みなさんこんにちは。佐伯三貴です。朝晩は冷え込むようになりましたが、いかがお過ごしですか?冷えると体に色々な影響が出やすいので、どうぞお気を付けください。

今日は女性の体にまつわる話をしたいと思います。最近では、男性の方もだいぶ理解しようとして下さるようになりましたが、女性の体はとてもデリケートです。生物として子孫を残すために必要な体の仕組みによって、思春期を過ぎたころから、一定周期で生理、排卵、生理前の不調(月経前症候群=PMS)などが起こります。

仕事を休んだり寝込んでしまうほど生理痛が重い人もいれば、ほとんどいつもと変わらない人もいるほど、個人差はあります。ただ、生理による体の変調は、表面的には軽い人でも、体の中では様々なことが起こっているのは間違いありません。体重の変化が起こることもわかっています。

日頃から心身を鍛えているアスリートでも、女性特有の周期での体の変化自体は避けられません。けれども、ベストパフォーマンスを発揮するために、低用量ピルを使用することで、コントロールすることはできるようになってきています。

この分野に関して、日本はかなり遅れています。ピルを『避妊薬』としてだけ考えている人も多く、その服用に対しての抵抗や誤解もあります。一定の年齢以上の方の中には、生理の話を公にすることすら抵抗のある方がいるようです。けれども、生物として当たり前に起こる体の現象なのですから、女性だけでなく男性も含めてきちんと知っておかなくてはいけません。そんな風潮がようやく広まりつつあるようです。

イメージ画像/Adobe Stock

◆毎週開催される女子プロゴルフの世界では…

オリンピックに出場する選手などは、4年に1度の大舞台に備えて、生理の周期をコントロールしています。遅ればせながらではありますが、日本のオリンピアンたちの間でもこれは常識になりつつあります。ゴルフの世界は、さらに遅れていましたが、最近ではいいパフォーマンスを発揮するために、このコントロールをする選手がかなり増えてきています。

プロゴルフの世界では、シーズン中は毎週のように、試合が開催されています。人気がある日本の女子ツアーは、3月初めから11月終わりまでの9か月間、毎週“本番”があります。つまり毎月、PMSや生理の周期にかかる試合があるということです。ピルを服用することで生理の時期を移動させるにしても、毎週試合がある中でどうやって調整していくのか。薬が合うか合わないか、副作用はどうか、なども含めて、専門家である医師と相談しながらきちんと考えていく必要があります。
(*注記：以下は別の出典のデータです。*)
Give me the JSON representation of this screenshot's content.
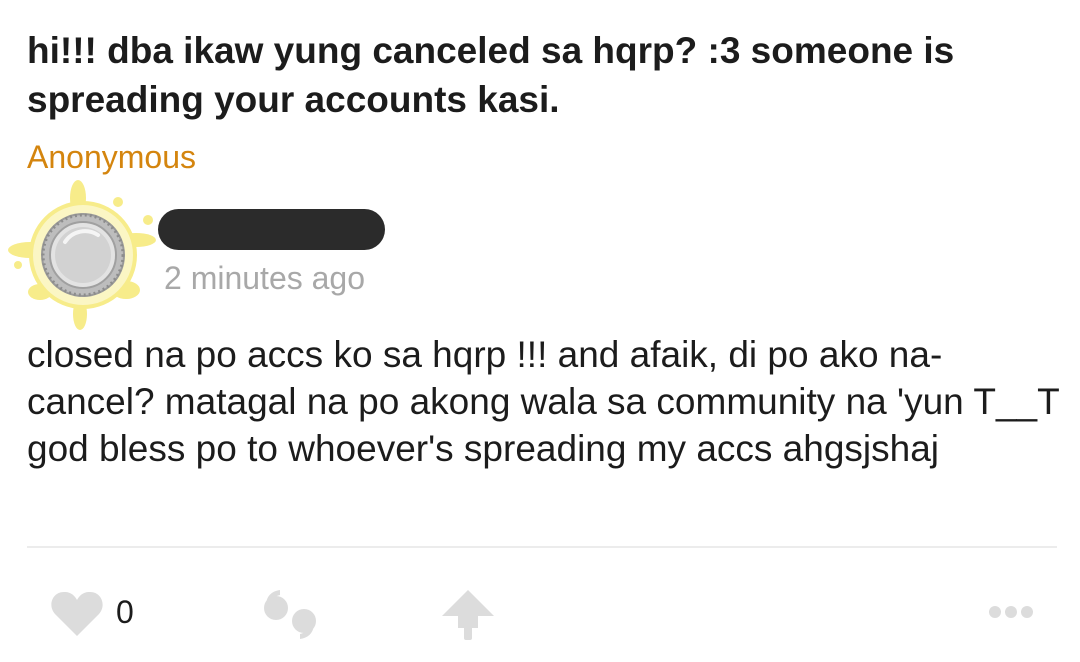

母校、東北福祉大ゴルフ部の女子をコーチしている私は、部員たちに体のケアやコントロールについても指導しています。生理痛をやわらげたり、生理周期のコントロールを考えるために、婦人科にかかることも勧めています。今でも婦人科に対して「妊娠したら行くところ」「子供を産むためのところ」という意識を持っている人も少なくないようですが、そんなことはないし、恥ずかしいことなど全くありません。女性が自分自身の体としっかりと向き合い、病気を早期に発見するためにも、若いころからかかりつけの婦人科医を持つほうがいいのです。

最初は受診にためらいがあるようなら、女性としての先輩であるお母さんと一緒に行くのもいいでしょう。アスリートとして、女性として、婦人科に通うことがもっともっと当たり前になるといいな、と考えています。

大学生と変わらない年齢の若い女性がどんどん増えている女子ツアーでも、選手ミーティングでそういった分野の先生を呼んで講演をしてもらう機会も増えてきました。このような機会がもっと増えていってほしいですね。

女性が自分の体について知ること、そのコントロールを考えること。また、女性だけでなく男性もきちんと知ること。そんな当たり前のことが、当たり前に広がる世の中になってほしいと思います。

デリケートなテーマですが、体のコンディションは、メンタルにも大きな影響を与えます。アスリートとしてベストパフォーマンスを発揮するために、それ以前に一人の女性として自分を大切にするために、もっともっと考え、行動して欲しい。そのことを皆さんにも知って頂きたいと思ってお話ししました。